President Donald Trump listens during a cupboard meeting on the White House in Washington, D.C., July 16, 2019.
Leah Millis | Reuters
A few month after the beginning of the 2024 presidential campaign, former President Donald Trump’s voter standing hit its lowest point in greater than seven years, in accordance with Quinnipiac University Survey released Wednesday.
In line with the poll, only 31% of registered voters have a positive view of Trump, in comparison with 59% who’ve a negative view of him. In line with Quinnipiac, that is the lowest rating Trump has received since July 2015, shortly after he filed his first presidential bid.
Trump’s declining rankings were even worse amongst independent voters, a poll shows. Only 25% have a positive opinion of him, in comparison with 62% who’ve a negative opinion of him – Trump’s lowest rating of the group since Quinnipiac first asked the query in May 2015.
While 70% of Republican voters still view Trump positively, 20% said they see him in an unfavorable light – marking the bottom positive reading for Trump amongst his party’s voters since March 2016, in accordance with Quinnipiac.
![Most voters do not want Trump or Biden to run again, according to a CNBC survey](https://image.cnbcfm.com/api/v1/image/106778246-16044752752020-11-04t072342z_114177632_rc27wj9x2mv0_rtrmadp_0_usa-election.jpeg?v=1670878539&w=750&h=422&vtcrop=y)
The poll, which surveyed 1,456 registered voters from last Thursday to Monday, has a margin of error of plus or minus 2.6 percentage points.
“The info following ex-President Trump’s presidential announcements are moving in the mistaken direction,” Tim Malloy, a Quinnipiac University polling analyst, said in a press release. “We might must return at the very least six years to seek out less support for him from Republican, independent, and American voters as an entire.”
Meanwhile, a poll found that President Joe Biden’s job approval rating while still underwater jumped to its highest level since September 2021.
Just 43% of respondents said they approved of Biden’s work and 49% disapproved – a rise from last month’s Quinnipiac poll which showed his work rating of 36% and disapproval of 55%.

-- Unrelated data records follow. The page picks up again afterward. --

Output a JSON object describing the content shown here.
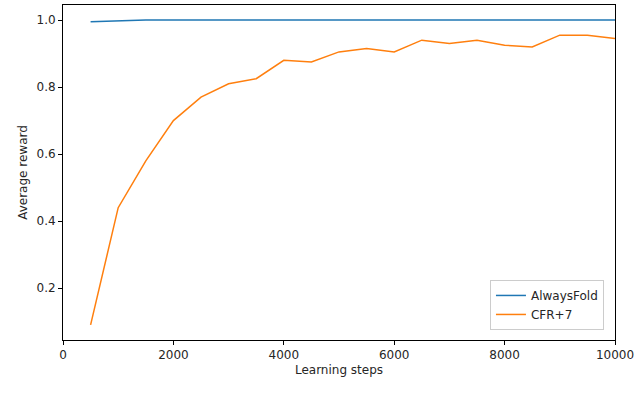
{
  "chart_data": {
    "type": "line",
    "x_label": "Learning steps",
    "y_label": "Average reward",
    "x": [
      500,
      1000,
      1500,
      2000,
      2500,
      3000,
      3500,
      4000,
      4500,
      5000,
      5500,
      6000,
      6500,
      7000,
      7500,
      8000,
      8500,
      9000,
      9500,
      10000
    ],
    "series": [
      {
        "name": "AlwaysFold",
        "color": "#1f77b4",
        "values": [
          0.995,
          0.998,
          1.0,
          1.0,
          1.0,
          1.0,
          1.0,
          1.0,
          1.0,
          1.0,
          1.0,
          1.0,
          1.0,
          1.0,
          1.0,
          1.0,
          1.0,
          1.0,
          1.0,
          1.0
        ]
      },
      {
        "name": "CFR+7",
        "color": "#ff7f0e",
        "values": [
          0.09,
          0.44,
          0.58,
          0.7,
          0.77,
          0.81,
          0.825,
          0.88,
          0.875,
          0.905,
          0.915,
          0.905,
          0.94,
          0.93,
          0.94,
          0.925,
          0.92,
          0.955,
          0.955,
          0.945
        ]
      }
    ],
    "xlim": [
      0,
      10000
    ],
    "xticks": [
      0,
      2000,
      4000,
      6000,
      8000,
      10000
    ],
    "ylim": [
      0.045,
      1.045
    ],
    "yticks": [
      0.2,
      0.4,
      0.6,
      0.8,
      {
        "value": 1.0,
        "label": "1.0"
      }
    ],
    "grid": false,
    "legend": "lower right"
  }
}
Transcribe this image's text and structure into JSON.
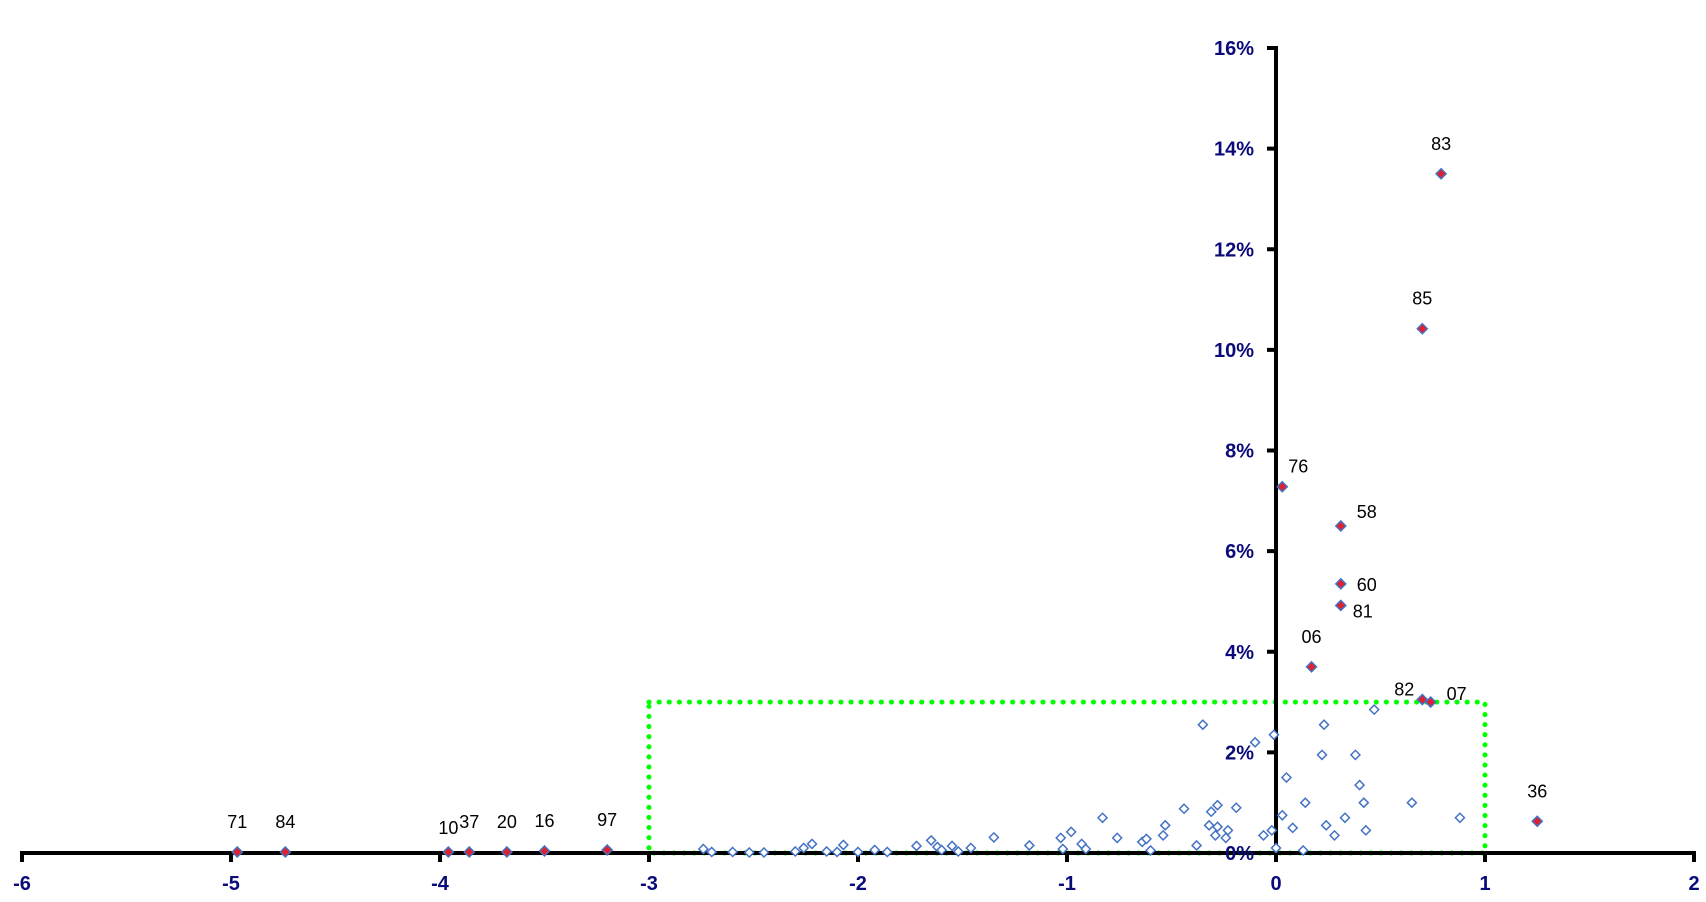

Biden, who defeated Trump in 2020, has not yet announced whether he’ll run again in 2024, although he has indicated he would love a rematch with Trump. Most registered voters told Quinnipiac that they’d not wish to see Trump or Biden as a 2024 presidential candidate.
Quinnipiac’s bid is the newest in a series of recent polls showing Trump’s support is waning or declining in the wake of November’s midterm elections. Trump got here under fire from some Republicans after a lot of his handpicked candidates lost high-profile races, helping Democrats increase their Senate majorities in a cycle that was imagined to favor the GOP.
At the identical time, Florida Governor Ron DeSantis, the rising star of the Republican Party who easily won re-election last month, had a major lead over Trump in some early polls of the 2024 Republican primaries.
Wall Street Journal poll for instance, earlier Wednesday showed DeSantis defeating Trump by double figures amongst likely major GOP voters, 52% to 38%. This result, with a margin of error of plus-minus 6 percentage points, got here despite the fact that DeSantis had not announced the White House bid and had just signed one other four-year term as governor. The most recent Quinnipiac survey didn’t ask respondents about DeSantis.
When asked to comment, a source near Trump noted that recently Morning survey showed Trump as the favourite, supported by 49% of potential major GOP voters in comparison with 31% who favored DeSantis.
Trump, who’s to date the one major contender to announce his 2024 presidential bid, has spent little, if any, time on the campaign trail. As a substitute, his recent bid for the White House was marked by controversy and losses: he hinted on social media that the Structure could be abolished to return him to power before retracting his comments; dined with Ye, a rapper who has recently made a big selection of anti-Semitic remarks and a supporter of white supremacy. His preferred Georgia Senate candidate, Herschel Walker, lost to Senator Raphael Warnock in the December election, and two subsidiaries of his business empire, the Trump Organization, were convicted of crimes including tax fraud.
In a social media post on Wednesday, Trump said he would make a “major announcement” on Thursday. The post was accompanied by a video of Trump saying, “America needs a superhero,” as well as a brief animation of a cartoon version of Trump firing lasers from his eyes in front of Trump Tower.